Lesson 7.2: Cost Discipline — Haiku Routing and Daily Caps

An AI integration with no cost controls is a liability waiting to express itself. A batch job that loops over 200 listings, a bug that sends the same request in a loop, a staff member clicking a button repeatedly — any of these can generate an unexpected bill. Cost discipline means the system can’t spend more than you’ve decided it should, and the decisions about what runs on which model are explicit.

The situation

The description generation batch job was the first AI feature that could generate significant cost. 166 listings, each requiring one API call. At Haiku pricing, that batch costs about $0.40. At Sonnet pricing, it costs about $12. Using the wrong model by accident — or having someone add a batch job that calls Sonnet without thinking — was a real risk.

Daily caps eliminate the category of “I didn’t know that was happening” cost overruns. Haiku vs. Sonnet routing ensures the expensive model is reserved for tasks that justify it.

What I did

Daily cap tracking

The cap is checked before every AI call in the central wrapper. The daily spend is tracked in a transient that resets at midnight:

PHP

function [client]_ai_budget_available( string $task ): bool {
    $caps = [
        'description'  => 2.00,  // $2/day max on description generation
        'nl_query'     => 1.00,  // $1/day max on search queries
        'lead_summary' => 0.50,  // $0.50/day max on lead summaries
        'general'      => 1.00,
    ];

    $daily_limit = $caps[ $task ] ?? 0.50;
    $spent_today = [client]_get_daily_spend( $task );

    return $spent_today < $daily_limit;
}

function [client]_get_daily_spend( string $task ): float {
    $cache_key = '[client]_ai_spend_' . $task . '_' . date( 'Y-m-d' );
    $cached    = get_transient( $cache_key );

    if ( $cached !== false ) {
        return (float) $cached;
    }

    // Recompute from log table
    global $wpdb;
    $spend = (float) $wpdb->get_var( $wpdb->prepare(
        "SELECT SUM(cost_usd) FROM [client]_ai_call_log
         WHERE task = %s AND called_at >= CURDATE() AND status = 'ok'",
        $task
    ) );

    set_transient( $cache_key, $spend, 3600 ); // Cache for 1 hour
    return $spend;
}

Graceful degradation on cap hit

When a cap is hit, the system returns a clear signal that the caller can handle without crashing:

PHP

// In the description generation caller:
$result = [client]_ai_request( [
    'task'     => 'description',
    'messages' => [ [ 'role' => 'user', 'content' => $prompt ] ],
] );

if ( ! $result['ok'] && $result['error'] === 'daily_cap' ) {
    // Schedule for tomorrow instead of failing hard
    wp_schedule_single_event(
        strtotime( 'tomorrow midnight' ) + rand( 0, 3600 ),
        '[client]_generate_description',
        [ $unit_id ]
    );
    return; // Don't alert — this is expected behavior
}

if ( ! $result['ok'] ) {
    [client]_alert_ai_failure( $unit_id, $result['error'] );
    return;
}

Cost estimation from token count

The wrapper needs to log cost without making an extra API call.
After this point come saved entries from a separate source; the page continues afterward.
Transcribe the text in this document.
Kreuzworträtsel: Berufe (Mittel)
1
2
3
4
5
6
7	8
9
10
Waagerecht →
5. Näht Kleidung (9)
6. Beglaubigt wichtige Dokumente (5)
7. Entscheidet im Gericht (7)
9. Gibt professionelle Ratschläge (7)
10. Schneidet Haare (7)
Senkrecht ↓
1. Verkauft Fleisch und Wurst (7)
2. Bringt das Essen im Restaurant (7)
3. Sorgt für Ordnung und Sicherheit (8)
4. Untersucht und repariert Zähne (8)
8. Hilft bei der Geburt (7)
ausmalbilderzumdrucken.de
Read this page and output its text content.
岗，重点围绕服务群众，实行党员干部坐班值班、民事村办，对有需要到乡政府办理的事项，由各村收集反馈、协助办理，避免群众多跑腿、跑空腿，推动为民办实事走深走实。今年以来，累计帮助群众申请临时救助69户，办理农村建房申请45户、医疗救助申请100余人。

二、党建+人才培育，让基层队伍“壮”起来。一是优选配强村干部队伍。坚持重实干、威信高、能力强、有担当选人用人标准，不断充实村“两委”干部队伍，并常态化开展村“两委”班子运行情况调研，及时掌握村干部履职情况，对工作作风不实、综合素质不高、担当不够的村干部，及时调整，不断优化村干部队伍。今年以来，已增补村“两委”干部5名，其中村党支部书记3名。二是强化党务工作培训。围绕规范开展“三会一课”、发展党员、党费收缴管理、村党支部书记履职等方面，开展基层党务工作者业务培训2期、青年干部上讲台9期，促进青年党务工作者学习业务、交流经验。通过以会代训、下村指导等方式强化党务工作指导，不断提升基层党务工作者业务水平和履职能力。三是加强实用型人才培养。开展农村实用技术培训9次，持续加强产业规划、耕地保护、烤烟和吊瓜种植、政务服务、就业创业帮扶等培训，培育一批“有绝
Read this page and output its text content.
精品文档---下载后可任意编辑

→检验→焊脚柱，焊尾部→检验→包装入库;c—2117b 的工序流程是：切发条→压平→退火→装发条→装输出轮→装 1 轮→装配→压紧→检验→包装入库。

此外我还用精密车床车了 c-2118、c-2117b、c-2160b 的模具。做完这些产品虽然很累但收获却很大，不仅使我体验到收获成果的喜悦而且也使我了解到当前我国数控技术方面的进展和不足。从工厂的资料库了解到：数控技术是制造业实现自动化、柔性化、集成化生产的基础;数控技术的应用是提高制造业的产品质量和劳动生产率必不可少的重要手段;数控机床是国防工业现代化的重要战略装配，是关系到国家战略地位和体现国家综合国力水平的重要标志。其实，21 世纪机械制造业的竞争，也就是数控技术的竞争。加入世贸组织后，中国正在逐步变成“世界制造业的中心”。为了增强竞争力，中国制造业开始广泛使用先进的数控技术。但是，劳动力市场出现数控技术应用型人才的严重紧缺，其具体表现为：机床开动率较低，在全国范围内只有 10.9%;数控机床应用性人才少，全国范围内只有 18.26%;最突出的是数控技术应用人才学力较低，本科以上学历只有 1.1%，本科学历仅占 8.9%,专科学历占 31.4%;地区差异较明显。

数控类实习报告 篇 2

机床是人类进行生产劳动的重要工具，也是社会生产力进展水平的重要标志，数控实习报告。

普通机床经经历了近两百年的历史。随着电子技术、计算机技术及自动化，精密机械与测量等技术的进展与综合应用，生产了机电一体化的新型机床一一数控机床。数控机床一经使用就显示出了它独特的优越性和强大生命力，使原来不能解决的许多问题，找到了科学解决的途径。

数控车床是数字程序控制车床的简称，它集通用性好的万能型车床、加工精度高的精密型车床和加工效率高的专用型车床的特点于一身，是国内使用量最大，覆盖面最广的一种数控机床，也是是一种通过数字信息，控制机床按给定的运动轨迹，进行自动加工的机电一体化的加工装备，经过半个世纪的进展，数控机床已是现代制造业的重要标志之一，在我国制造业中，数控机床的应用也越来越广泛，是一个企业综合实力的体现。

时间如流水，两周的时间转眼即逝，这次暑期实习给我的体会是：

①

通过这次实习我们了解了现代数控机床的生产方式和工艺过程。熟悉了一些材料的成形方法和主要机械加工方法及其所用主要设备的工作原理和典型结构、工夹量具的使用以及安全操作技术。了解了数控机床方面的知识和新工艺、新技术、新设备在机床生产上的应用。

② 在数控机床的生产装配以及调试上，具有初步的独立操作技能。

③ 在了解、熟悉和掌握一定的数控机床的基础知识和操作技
Estimated cost is computed from token count and known pricing:

PHP

function [client]_estimate_cost( string $model, int $tokens ): float {
    // Prices per 1M tokens (input + output blended estimate)
    $rates = [
        'claude-haiku-4-5-20251001' => 0.00080,  // $0.80 / 1M tokens
        'claude-sonnet-4-6'         => 0.01200,  // $12 / 1M tokens
        'claude-opus-4-7'           => 0.07500,  // $75 / 1M tokens
    ];

    $rate = $rates[ $model ] ?? 0.01;
    return round( ( $tokens / 1000000 ) * $rate, 6 );
}

Prompt caching for batch jobs

When running a description batch job, the system prompt is identical for every unit. Anthropic’s prompt caching reduces cost by 90% on cached input tokens:

PHP

function [client]_generate_description_batch( array $unit_ids ): void {
    $system_prompt = [client]_get_description_system_prompt();

    foreach ( $unit_ids as $unit_id ) {
        $specs = [client]_get_unit_specs_for_description( $unit_id );

        $result = [client]_ai_request( [
            'task'         => 'description',
            'system'       => $system_prompt,
            'cache_system' => true,  // Cache the system prompt across batch calls
            'messages'     => [
                [
                    'role'    => 'user',
                    'content' => "Write a listing description for this boat:\n\n" . $specs,
                ],
            ],
        ] );

        if ( $result['ok'] ) {
            update_post_meta( $unit_id, '[client]_ai_description', $result['content'] );
            update_post_meta( $unit_id, '[client]_ai_description_date', current_time( 'mysql' ) );
        }
    }
}

The actual cache-control headers are set inside the wrapper when cache_system is true:

PHP (inside [client]_ai_request)

if ( ! empty( $args['cache_system'] ) && $args['system'] ) {
    $request_body['system'] = [
        [
            'type'          => 'text',
            'text'          => $args['system'],
            'cache_control' => [ 'type' => 'ephemeral' ],
        ]
    ];
}

Why it matters

A daily cap converts an open-ended cost exposure into a predictable one. The system can spend at most $4/day ($2 descriptions + $1 search + $0.50 summaries + buffer). That’s $120/month maximum, regardless of what the batch jobs do or how many leads come in.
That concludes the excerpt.